The Register asked Maria Margiotta, the director of communications for the Archdiocese of Newark, if Cardinal Tobin, given his oversight role, could comment further on the investigation or on steps the archdiocese is taking, aside from a Title IX-based review, to address the allegations of homosexual behavior in the seminary.
Margiotta said that “the Archdiocese of Newark cannot comment further on this ongoing process. We continue to focus on transparency and accountability and to reinforcing established reporting and prevention policies and programs to protect the faithful and support victims in our parishes, schools and ministries. We continue our full and proactive collaboration and transparency with state and local law enforcement officials and with the attorney general’s office, which remains a priority.”

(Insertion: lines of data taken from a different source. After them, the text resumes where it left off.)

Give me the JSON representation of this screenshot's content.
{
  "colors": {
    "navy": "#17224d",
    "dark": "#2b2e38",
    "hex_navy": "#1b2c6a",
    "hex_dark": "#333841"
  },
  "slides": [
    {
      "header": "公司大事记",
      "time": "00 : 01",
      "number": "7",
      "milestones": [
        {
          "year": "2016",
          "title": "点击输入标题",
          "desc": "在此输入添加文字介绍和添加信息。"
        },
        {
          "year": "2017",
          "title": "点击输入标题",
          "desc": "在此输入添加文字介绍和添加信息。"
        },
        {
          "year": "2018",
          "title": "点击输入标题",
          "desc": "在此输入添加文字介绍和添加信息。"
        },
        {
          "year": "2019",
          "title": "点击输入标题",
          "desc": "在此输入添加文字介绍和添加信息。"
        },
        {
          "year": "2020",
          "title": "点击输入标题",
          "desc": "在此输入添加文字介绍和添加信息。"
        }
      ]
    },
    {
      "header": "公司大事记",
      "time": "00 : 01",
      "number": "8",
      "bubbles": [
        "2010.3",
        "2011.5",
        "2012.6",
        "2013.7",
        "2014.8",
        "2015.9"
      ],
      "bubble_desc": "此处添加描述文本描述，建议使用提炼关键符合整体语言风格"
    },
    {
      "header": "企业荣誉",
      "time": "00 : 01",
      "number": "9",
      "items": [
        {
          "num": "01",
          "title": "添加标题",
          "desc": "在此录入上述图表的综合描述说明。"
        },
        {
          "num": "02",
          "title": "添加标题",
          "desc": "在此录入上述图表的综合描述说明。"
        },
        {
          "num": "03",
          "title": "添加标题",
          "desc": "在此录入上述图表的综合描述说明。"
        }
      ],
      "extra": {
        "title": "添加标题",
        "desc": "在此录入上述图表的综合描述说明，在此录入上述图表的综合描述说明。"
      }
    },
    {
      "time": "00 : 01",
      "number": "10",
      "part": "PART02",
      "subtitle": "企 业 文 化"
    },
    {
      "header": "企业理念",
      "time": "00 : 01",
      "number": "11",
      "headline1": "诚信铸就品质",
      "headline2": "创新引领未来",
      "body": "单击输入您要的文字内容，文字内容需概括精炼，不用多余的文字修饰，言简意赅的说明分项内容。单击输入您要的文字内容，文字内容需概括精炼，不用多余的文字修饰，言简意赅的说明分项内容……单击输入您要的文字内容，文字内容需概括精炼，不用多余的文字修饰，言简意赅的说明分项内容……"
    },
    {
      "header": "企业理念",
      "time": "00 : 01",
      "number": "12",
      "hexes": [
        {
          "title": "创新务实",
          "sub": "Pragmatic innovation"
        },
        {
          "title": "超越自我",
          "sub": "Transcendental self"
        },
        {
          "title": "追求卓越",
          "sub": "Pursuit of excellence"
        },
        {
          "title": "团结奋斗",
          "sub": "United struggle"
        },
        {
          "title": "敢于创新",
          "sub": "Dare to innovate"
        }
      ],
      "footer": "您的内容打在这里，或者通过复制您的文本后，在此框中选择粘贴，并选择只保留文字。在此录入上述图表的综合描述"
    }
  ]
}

With respect to the administration of Immaculate Conception Seminary itself, Hoatson pointed out that he told the investigators that the current rector is Msgr. Joseph Reilly, who was a priest secretary to McCarrick in 1994 when he was archbishop of Newark. Consequently Msgr. Reilly “should have known about what was happening with McCarrick,” Hoatson said.
Msgr. Reilly told the Register he had no comment when asked about the alleged homosexual subculture at the seminary, his past work with McCarrick and his thoughts on the independent review the school had conducted.
Based on his own experiences at Immaculate Conception, Father Ramsey expressed skepticism that there was a real desire to make substantive change in the area of governance.
“When I was there the seminary was treated as if it was a special place that was ‘theoretically’ under the jurisdiction of the university, and the seminary liked it that way,” Father Ramsey said. “The less oversight the better.”
Staff writer Lauretta Brown writes from Washington, D.C.